Bicomplex quantum mechanics: I. The generalized Schr\"odinger equation

TL;DR

This paper introduces bicomplex numbers and extends the Schr"odinger equation into this framework, analyzing its properties, symmetries, and the Born rule within bicomplex quantum mechanics.

Contribution

It develops the bicomplex number system, formulates the generalized Schr"odinger equation, and explores its symmetries and Born formulas, extending quantum mechanics into a new algebraic setting.

Findings

Bicomplex numbers form a commutative ring with zero divisors.

Derived the bicomplex Schr"odinger equation and its continuity equations.
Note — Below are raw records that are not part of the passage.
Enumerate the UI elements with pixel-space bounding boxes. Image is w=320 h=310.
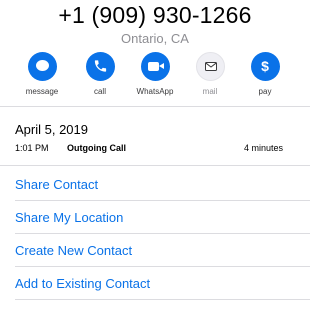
whatsapp-label: WhatsApp: [136, 87, 174, 96]
pay-label: pay: [258, 87, 272, 96]
divider: [15, 266, 310, 267]
create-contact-link[interactable]: Create New Contact: [15, 243, 132, 258]
mail-button[interactable]: mail: [180, 52, 240, 96]
message-icon: [27, 52, 57, 81]
dollar-icon: $: [250, 52, 280, 81]
divider: [0, 165, 310, 166]
message-button[interactable]: message: [12, 52, 72, 96]
location-label: Ontario, CA: [121, 31, 189, 46]
call-duration: 4 minutes: [243, 143, 283, 153]
divider: [15, 233, 310, 234]
share-location-link[interactable]: Share My Location: [15, 210, 123, 225]
whatsapp-button[interactable]: WhatsApp: [125, 52, 185, 96]
divider: [15, 200, 310, 201]
action-bar: message call WhatsApp mail $ pay: [0, 52, 310, 96]
call-label: call: [93, 87, 106, 96]
share-contact-link[interactable]: Share Contact: [15, 177, 98, 192]
call-type: Outgoing Call: [67, 143, 126, 153]
divider: [0, 106, 310, 107]
phone-number: +1 (909) 930-1266: [58, 2, 252, 28]
divider: [15, 299, 310, 300]
video-icon: [140, 52, 170, 81]
message-label: message: [25, 87, 59, 96]
mail-icon: [195, 52, 225, 81]
mail-label: mail: [202, 87, 218, 96]
phone-icon: [85, 52, 115, 81]
add-to-existing-contact-link[interactable]: Add to Existing Contact: [15, 276, 150, 291]
call-date: April 5, 2019: [15, 122, 88, 137]
call-time: 1:01 PM: [15, 143, 49, 153]
call-button[interactable]: call: [70, 52, 130, 96]
call-log-entry: 1:01 PM Outgoing Call 4 minutes: [15, 143, 283, 155]
pay-button[interactable]: $ pay: [235, 52, 295, 96]
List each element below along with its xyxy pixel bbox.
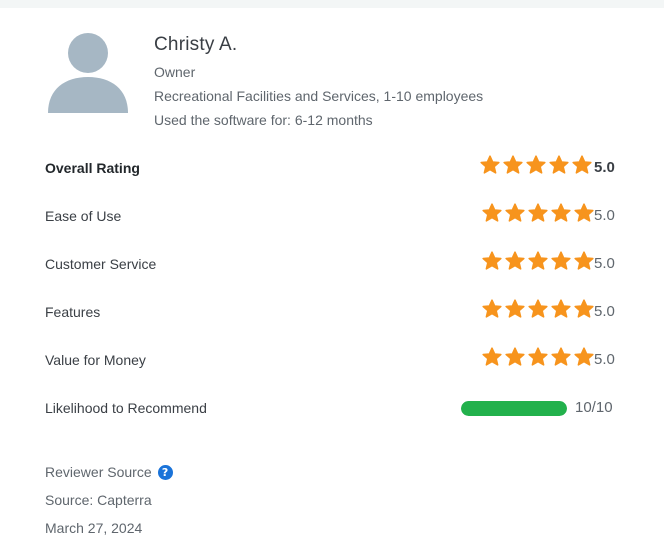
rating-score: 5.0	[594, 303, 615, 320]
recommend-score: 10/10	[575, 399, 613, 416]
star-icon	[551, 203, 571, 223]
recommend-label: Likelihood to Recommend	[45, 400, 207, 416]
star-icon	[505, 299, 525, 319]
avatar	[47, 33, 129, 115]
star-icon	[482, 251, 502, 271]
star-icon	[482, 347, 502, 367]
review-source: Source: Capterra	[45, 492, 152, 508]
star-icon	[551, 251, 571, 271]
star-icon	[528, 299, 548, 319]
star-icon	[528, 251, 548, 271]
rating-score: 5.0	[594, 207, 615, 224]
star-icon	[574, 251, 594, 271]
star-icon	[549, 155, 569, 175]
recommend-progress-fill	[461, 401, 567, 416]
user-silhouette-icon	[48, 33, 128, 113]
rating-row-features: Features 5.0	[0, 297, 664, 327]
rating-label: Customer Service	[45, 256, 157, 272]
reviewer-usage: Used the software for: 6-12 months	[154, 112, 373, 128]
reviewer-role: Owner	[154, 64, 196, 80]
top-divider-strip	[0, 0, 664, 8]
star-icon	[574, 299, 594, 319]
star-icon	[551, 299, 571, 319]
star-rating	[482, 347, 594, 371]
rating-row-likelihood-to-recommend: Likelihood to Recommend 10/10	[0, 393, 664, 423]
star-rating	[482, 299, 594, 323]
question-mark-icon[interactable]: ?	[157, 464, 173, 480]
star-icon	[505, 203, 525, 223]
star-icon	[505, 347, 525, 367]
reviewer-source: Reviewer Source ?	[45, 464, 173, 480]
star-icon	[505, 251, 525, 271]
rating-label: Value for Money	[45, 352, 146, 368]
rating-row-overall: Overall Rating 5.0	[0, 153, 664, 183]
review-date: March 27, 2024	[45, 520, 143, 536]
reviewer-name: Christy A.	[154, 34, 238, 55]
star-icon	[528, 347, 548, 367]
rating-label: Features	[45, 304, 101, 320]
star-icon	[551, 347, 571, 367]
rating-row-customer-service: Customer Service 5.0	[0, 249, 664, 279]
recommend-progress-bar	[461, 401, 567, 416]
star-icon	[572, 155, 592, 175]
star-rating	[482, 251, 594, 275]
star-rating	[482, 203, 594, 227]
star-icon	[482, 203, 502, 223]
rating-score: 5.0	[594, 255, 615, 272]
star-icon	[574, 347, 594, 367]
rating-score: 5.0	[594, 351, 615, 368]
reviewer-source-label: Reviewer Source	[45, 464, 152, 480]
star-icon	[528, 203, 548, 223]
reviewer-company: Recreational Facilities and Services, 1-…	[154, 88, 484, 104]
rating-label: Ease of Use	[45, 208, 122, 224]
star-icon	[482, 299, 502, 319]
star-icon	[503, 155, 523, 175]
star-icon	[526, 155, 546, 175]
star-icon	[480, 155, 500, 175]
rating-score: 5.0	[594, 159, 615, 176]
rating-row-value-for-money: Value for Money 5.0	[0, 345, 664, 375]
rating-label: Overall Rating	[45, 160, 140, 176]
rating-row-ease-of-use: Ease of Use 5.0	[0, 201, 664, 231]
star-icon	[574, 203, 594, 223]
star-rating	[480, 155, 592, 179]
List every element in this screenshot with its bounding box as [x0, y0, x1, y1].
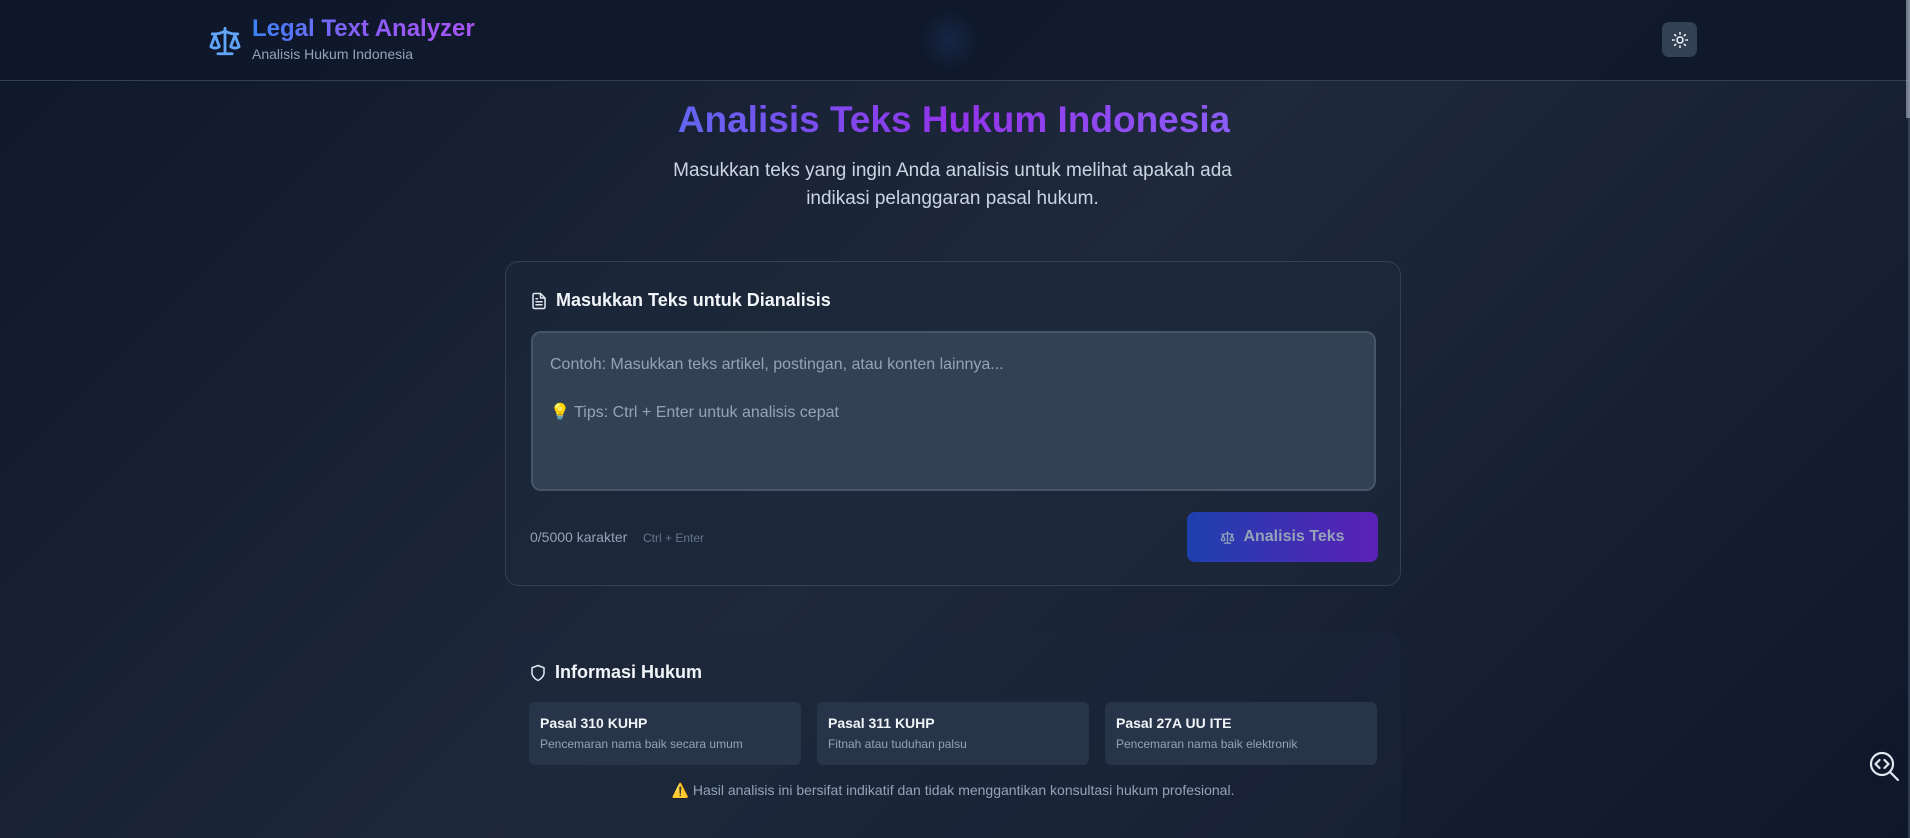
header-glow	[920, 10, 980, 70]
shield-icon	[529, 663, 547, 683]
analyze-button[interactable]: Analisis Teks	[1187, 512, 1378, 562]
scale-icon	[208, 24, 242, 58]
law-name: Pasal 310 KUHP	[540, 715, 648, 731]
disclaimer: ⚠️ Hasil analisis ini bersifat indikatif…	[671, 782, 1235, 798]
shortcut-hint: Ctrl + Enter	[643, 531, 705, 545]
page-description: Masukkan teks yang ingin Anda analisis u…	[673, 160, 1232, 209]
legal-info-section: Informasi Hukum Pasal 310 KUHP Pencemara…	[505, 632, 1401, 838]
document-icon	[530, 291, 548, 311]
input-card-header: Masukkan Teks untuk Dianalisis	[530, 290, 831, 311]
page-title: Analisis Teks Hukum Indonesia	[677, 99, 1231, 140]
brand[interactable]: Legal Text Analyzer Analisis Hukum Indon…	[208, 14, 475, 62]
law-name: Pasal 311 KUHP	[828, 715, 935, 731]
char-counter: 0/5000 karakter	[530, 529, 628, 545]
law-name: Pasal 27A UU ITE	[1116, 715, 1232, 731]
law-card: Pasal 27A UU ITE Pencemaran nama baik el…	[1105, 702, 1377, 765]
legal-info-header: Informasi Hukum	[529, 662, 702, 683]
analyze-button-label: Analisis Teks	[1243, 528, 1345, 545]
code-search-icon	[1867, 749, 1901, 783]
law-description: Pencemaran nama baik elektronik	[1116, 737, 1298, 751]
law-description: Pencemaran nama baik secara umum	[540, 737, 743, 751]
scrollbar-thumb[interactable]	[1906, 0, 1910, 118]
law-card: Pasal 311 KUHP Fitnah atau tuduhan palsu	[817, 702, 1089, 765]
sun-icon	[1671, 31, 1689, 49]
app-title: Legal Text Analyzer	[252, 15, 475, 42]
input-card-title: Masukkan Teks untuk Dianalisis	[556, 290, 831, 310]
input-card: Masukkan Teks untuk Dianalisis Contoh: M…	[505, 261, 1401, 586]
scale-icon	[1220, 530, 1235, 545]
app-header: Legal Text Analyzer Analisis Hukum Indon…	[0, 0, 1908, 81]
devtools-button[interactable]	[1862, 744, 1906, 788]
law-card: Pasal 310 KUHP Pencemaran nama baik seca…	[529, 702, 801, 765]
theme-toggle-button[interactable]	[1662, 22, 1697, 57]
law-description: Fitnah atau tuduhan palsu	[828, 737, 967, 751]
legal-info-title: Informasi Hukum	[555, 662, 703, 682]
app-subtitle: Analisis Hukum Indonesia	[252, 46, 414, 62]
text-input[interactable]: Contoh: Masukkan teks artikel, postingan…	[531, 331, 1376, 491]
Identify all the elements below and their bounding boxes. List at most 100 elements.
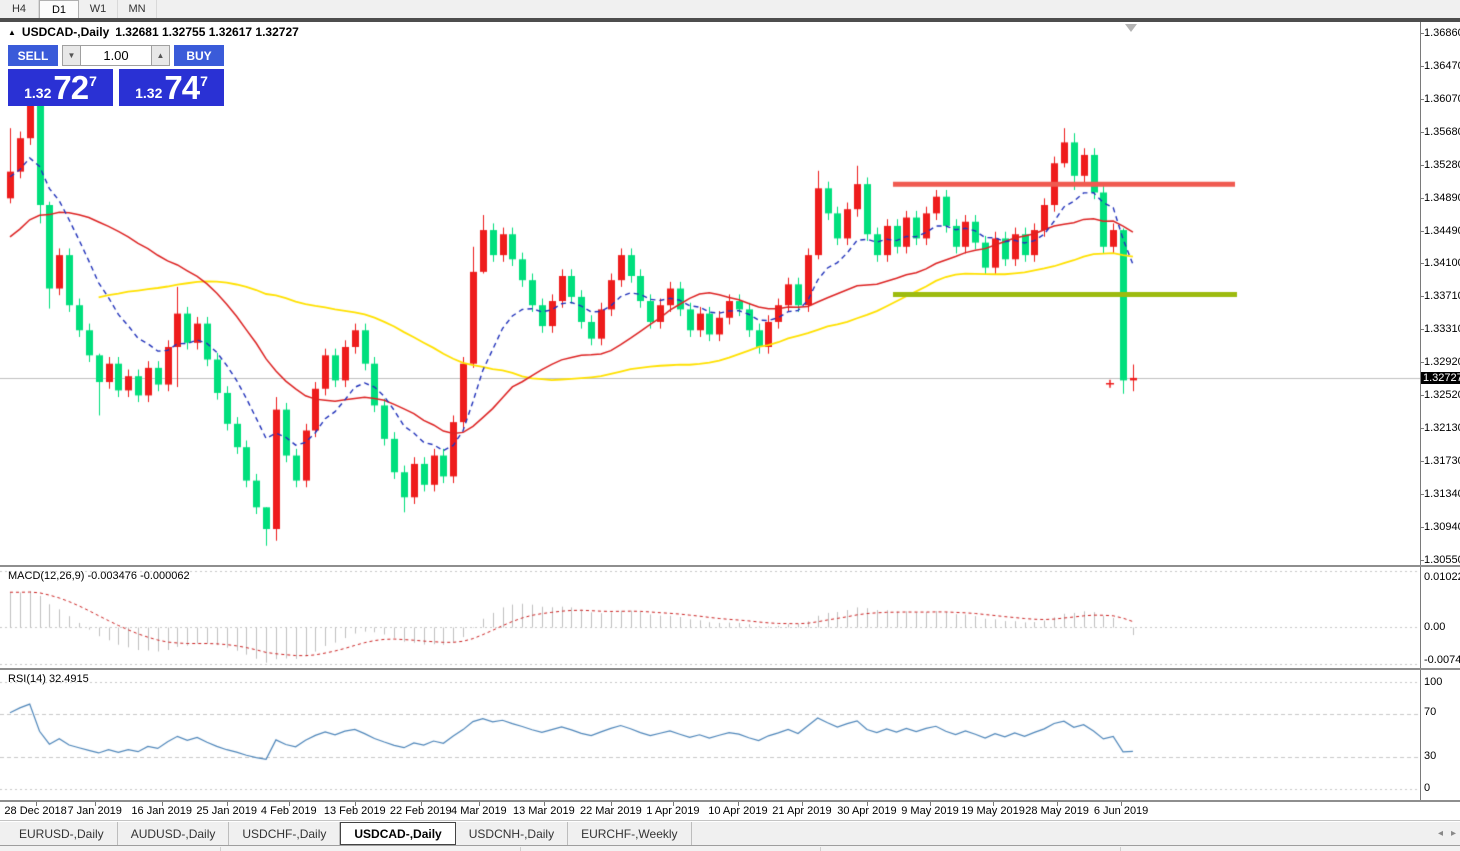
axis-tick: [1420, 560, 1424, 561]
volume-increase-icon[interactable]: ▲: [151, 45, 170, 66]
date-axis-label: 1 Apr 2019: [646, 805, 699, 817]
timeframe-button-h4[interactable]: H4: [0, 0, 39, 18]
axis-tick: [1420, 165, 1424, 166]
next-window-edge: [0, 845, 1460, 851]
price-axis-label: 1.34890: [1424, 192, 1460, 204]
price-axis-label: 1.33310: [1424, 323, 1460, 335]
tab-scroll-right-icon[interactable]: ▸: [1451, 828, 1456, 839]
axis-tick: [1420, 33, 1424, 34]
date-axis-tick: [95, 802, 96, 806]
tab-audusd-daily[interactable]: AUDUSD-,Daily: [118, 822, 230, 845]
collapse-arrow-icon[interactable]: ▲: [8, 28, 16, 37]
panel-separator[interactable]: [0, 668, 1460, 670]
date-axis-label: 4 Mar 2019: [451, 805, 507, 817]
price-axis-label: 1.30550: [1424, 554, 1460, 566]
date-axis-tick: [289, 802, 290, 806]
date-axis-label: 16 Jan 2019: [131, 805, 192, 817]
date-axis-label: 22 Mar 2019: [580, 805, 642, 817]
timeframe-button-w1[interactable]: W1: [79, 0, 118, 18]
price-axis-label: 1.30940: [1424, 521, 1460, 533]
date-axis-label: 22 Feb 2019: [390, 805, 452, 817]
axis-tick: [1420, 362, 1424, 363]
date-axis-label: 30 Apr 2019: [837, 805, 896, 817]
buy-price-big: 74: [164, 71, 199, 104]
date-axis-tick: [930, 802, 931, 806]
buy-button[interactable]: BUY: [174, 45, 224, 66]
macd-indicator-canvas[interactable]: [0, 567, 1420, 668]
tab-usdcad-daily[interactable]: USDCAD-,Daily: [340, 822, 455, 845]
symbol-period-label: USDCAD-,Daily: [22, 25, 109, 39]
date-axis-tick: [355, 802, 356, 806]
axis-tick: [1420, 99, 1424, 100]
price-axis-label: 1.35280: [1424, 159, 1460, 171]
price-axis-label: 1.36070: [1424, 93, 1460, 105]
date-axis-tick: [227, 802, 228, 806]
panel-separator[interactable]: [0, 565, 1460, 567]
buy-price-sup: 7: [200, 73, 208, 89]
buy-price-small: 1.32: [135, 85, 162, 101]
axis-tick: [1420, 66, 1424, 67]
date-axis-label: 13 Mar 2019: [513, 805, 575, 817]
date-axis-label: 19 May 2019: [961, 805, 1025, 817]
date-axis-label: 6 Jun 2019: [1094, 805, 1148, 817]
tab-eurchf-weekly[interactable]: EURCHF-,Weekly: [568, 822, 691, 845]
axis-tick: [1420, 428, 1424, 429]
date-axis-tick: [479, 802, 480, 806]
indicator-axis-label: 0.010229: [1424, 571, 1460, 583]
volume-input[interactable]: 1.00: [81, 45, 151, 66]
price-axis-label: 1.31340: [1424, 488, 1460, 500]
price-axis-label: 1.34100: [1424, 257, 1460, 269]
axis-tick: [1420, 527, 1424, 528]
price-axis-label: 1.34490: [1424, 225, 1460, 237]
timeframe-button-d1[interactable]: D1: [39, 0, 79, 18]
sell-price-small: 1.32: [24, 85, 51, 101]
date-axis-tick: [421, 802, 422, 806]
chart-title: ▲ USDCAD-,Daily 1.32681 1.32755 1.32617 …: [8, 25, 299, 39]
tab-usdchf-daily[interactable]: USDCHF-,Daily: [229, 822, 340, 845]
tab-eurusd-daily[interactable]: EURUSD-,Daily: [6, 822, 118, 845]
tab-scroll-arrows: ◂ ▸: [1438, 822, 1456, 845]
date-axis-tick: [802, 802, 803, 806]
axis-tick: [1420, 198, 1424, 199]
date-axis-tick: [673, 802, 674, 806]
auto-scroll-marker-icon[interactable]: [1125, 24, 1137, 32]
price-axis-label: 1.35680: [1424, 126, 1460, 138]
indicator-axis-label: 0.00: [1424, 621, 1460, 633]
chart-tab-bar: EURUSD-,Daily AUDUSD-,Daily USDCHF-,Dail…: [0, 822, 1460, 845]
timeframe-toolbar: H4 D1 W1 MN: [0, 0, 1460, 19]
date-axis-label: 10 Apr 2019: [708, 805, 767, 817]
axis-tick: [1420, 395, 1424, 396]
tab-usdcnh-daily[interactable]: USDCNH-,Daily: [456, 822, 568, 845]
price-axis-label: 1.33710: [1424, 290, 1460, 302]
date-axis-tick: [738, 802, 739, 806]
axis-tick: [1420, 231, 1424, 232]
date-axis-label: 21 Apr 2019: [772, 805, 831, 817]
price-axis-border: [1420, 22, 1421, 800]
price-axis-label: 1.31730: [1424, 455, 1460, 467]
date-axis-label: 28 May 2019: [1025, 805, 1089, 817]
current-price-badge: 1.32727: [1421, 372, 1460, 384]
price-axis-label: 1.36470: [1424, 60, 1460, 72]
rsi-indicator-canvas[interactable]: [0, 670, 1420, 800]
axis-tick: [1420, 329, 1424, 330]
tab-scroll-left-icon[interactable]: ◂: [1438, 828, 1443, 839]
sell-price-panel[interactable]: 1.32 72 7: [8, 69, 113, 106]
macd-label: MACD(12,26,9) -0.003476 -0.000062: [8, 570, 190, 582]
indicator-axis-label: 0: [1424, 782, 1460, 794]
date-axis-label: 4 Feb 2019: [261, 805, 317, 817]
axis-tick: [1420, 132, 1424, 133]
date-axis-tick: [36, 802, 37, 806]
sell-button[interactable]: SELL: [8, 45, 58, 66]
indicator-axis-label: -0.00747: [1424, 654, 1460, 666]
volume-decrease-icon[interactable]: ▼: [62, 45, 81, 66]
date-axis-label: 9 May 2019: [901, 805, 958, 817]
date-axis-label: 28 Dec 2018: [4, 805, 66, 817]
mt4-terminal: H4 D1 W1 MN ▲ USDCAD-,Daily 1.32681 1.32…: [0, 0, 1460, 851]
one-click-trading-widget: SELL ▼ 1.00 ▲ BUY 1.32 72 7 1.32 74 7: [8, 45, 224, 106]
axis-tick: [1420, 494, 1424, 495]
rsi-label: RSI(14) 32.4915: [8, 673, 89, 685]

Established the form of the Born rule for bicomplex wave functions.

Abstract

We introduce the set of bicomplex numbers $\mathbb{T}$ which is a commutative ring with zero divisors defined by $\mathbb{T}=\{w_0+w_1 \bold{i_1}+w_2\bold{i_2}+w_3 \bold{j}| w_0,w_1,w_2,w_3 \in \mathbb{R}\}$ where $\bold{i^{\text 2}_1}=-1, \bold{i^{\text 2}_2}=-1, \bold{j}^2=1,\ \bold{i_1}\bold{i_2}=\bold{j}=\bold{i_2}\bold{i_1}$. We present the conjugates and the moduli associated with the bicomplex numbers. Then we study the bicomplex Schr\"odinger equation and found the continuity equations. The discrete symmetries of the system of equations describing the bicomplex Schr\"odinger equation are obtained. Finally, we study the bicomplex Born formulas under the discrete symetries. We obtain the standard Born's formula for the class of bicomplex wave functions having a null hyperbolic angle.